Step 1: Step One -- Obtaining Materials
You will need;
some sort of designing capability
your schools chicken nugget box ( or chicken tenders if you decide)
new material to reconstruct or to make a new box ( this could be thin cardboard, the original material from the box, or some sort of paper thick/ strong enough to hold the nuggets ).
Step 2: Step Two -- Measuring the Original Box
Similarly for the volume, you must measure the base and the height, but as we'll as the width. To find the volume of the original figure, you must use the equation BxHxW (base x height x width) . For our box, it was shaped as a rectangular triangle, so we had to use similar figures to find our volume.
Our surface area=
10+10+8.5+8.5+10.625+10.625+12.34+12.34+15.3+15.3=98.25 in. Squared.
Our volume=54.8 in cubed.
Step 3: Step 3 -- Finding New Dimensions/ Figure
Remember, this new box is supposed to reduce environmental impact. Make sure these dimensions add up to create and have a smaller amount of surface area and volume than the original box. Whether you deiced to make a entirely different shape, or change the dimensions of the original box, it is supposed to take up less surface area than beofre, while still holding the contents that are supposed to be held inside the container.
Our new figure
We decided to change our original box into a cylinder shape. We did this because it would take up less surface area and reduce enviornmental impact. We reasoned that if the amount of surface area is smaller, than the amount of garbage you are throwing away is also smaller.
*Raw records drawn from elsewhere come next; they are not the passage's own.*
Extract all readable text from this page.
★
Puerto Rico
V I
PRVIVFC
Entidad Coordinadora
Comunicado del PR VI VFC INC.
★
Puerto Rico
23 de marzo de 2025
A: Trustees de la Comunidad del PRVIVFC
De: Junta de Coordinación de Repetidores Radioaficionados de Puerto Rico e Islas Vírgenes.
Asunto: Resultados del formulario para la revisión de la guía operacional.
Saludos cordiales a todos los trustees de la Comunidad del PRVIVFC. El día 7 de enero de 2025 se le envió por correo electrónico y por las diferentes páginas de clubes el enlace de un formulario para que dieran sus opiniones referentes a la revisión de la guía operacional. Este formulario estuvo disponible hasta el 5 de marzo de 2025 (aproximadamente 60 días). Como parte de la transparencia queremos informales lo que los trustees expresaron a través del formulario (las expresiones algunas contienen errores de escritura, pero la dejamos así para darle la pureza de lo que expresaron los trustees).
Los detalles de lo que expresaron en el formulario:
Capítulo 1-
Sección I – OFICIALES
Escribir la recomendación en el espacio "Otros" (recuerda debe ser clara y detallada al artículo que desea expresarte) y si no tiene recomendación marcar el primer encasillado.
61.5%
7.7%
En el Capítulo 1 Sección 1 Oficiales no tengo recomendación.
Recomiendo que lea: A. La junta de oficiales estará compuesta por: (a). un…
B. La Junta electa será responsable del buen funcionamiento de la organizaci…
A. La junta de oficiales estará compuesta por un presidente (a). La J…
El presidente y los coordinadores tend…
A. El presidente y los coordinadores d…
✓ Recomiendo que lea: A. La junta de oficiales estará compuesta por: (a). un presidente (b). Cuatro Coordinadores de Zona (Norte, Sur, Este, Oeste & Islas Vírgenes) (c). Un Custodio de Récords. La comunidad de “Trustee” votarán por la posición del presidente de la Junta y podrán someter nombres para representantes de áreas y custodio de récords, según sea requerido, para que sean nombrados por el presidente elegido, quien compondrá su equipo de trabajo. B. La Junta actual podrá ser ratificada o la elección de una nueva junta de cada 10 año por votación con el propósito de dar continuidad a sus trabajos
The new surface area and volume of our remade figure was found differently than the formulas we used for the rectangular pyramid. For the cylinder, to find surface area we found both ends (the top and bottom) and also the middle and longer part. To find the ends, we used the formula pie x diameter (p x d). So for both of the ends, the surface area totaled a cumulative sum of both is 20.42 in. squared. After we found the ends, we had to find the middle part. We found this by using b x h. It ended up being 66 in square. Also, we had to add the parts that would hold the box together. For each top, these parts totaled 1.485 in squared each, totaling 2.97 in squared. In total, our new shape has a total surface area equals 89.4 in squared.
To find our new volume we also had to re-measure. Our new volume turned out to be less than our original, due to a reduced surface area. Our new volume turned out to be 49.77 in cubed.
Step 4: Comparing and Analyzing Data and Information/Reflection
All in all, our project was a success. We created a new box or figure that has potential to decrease excess waste if put into use.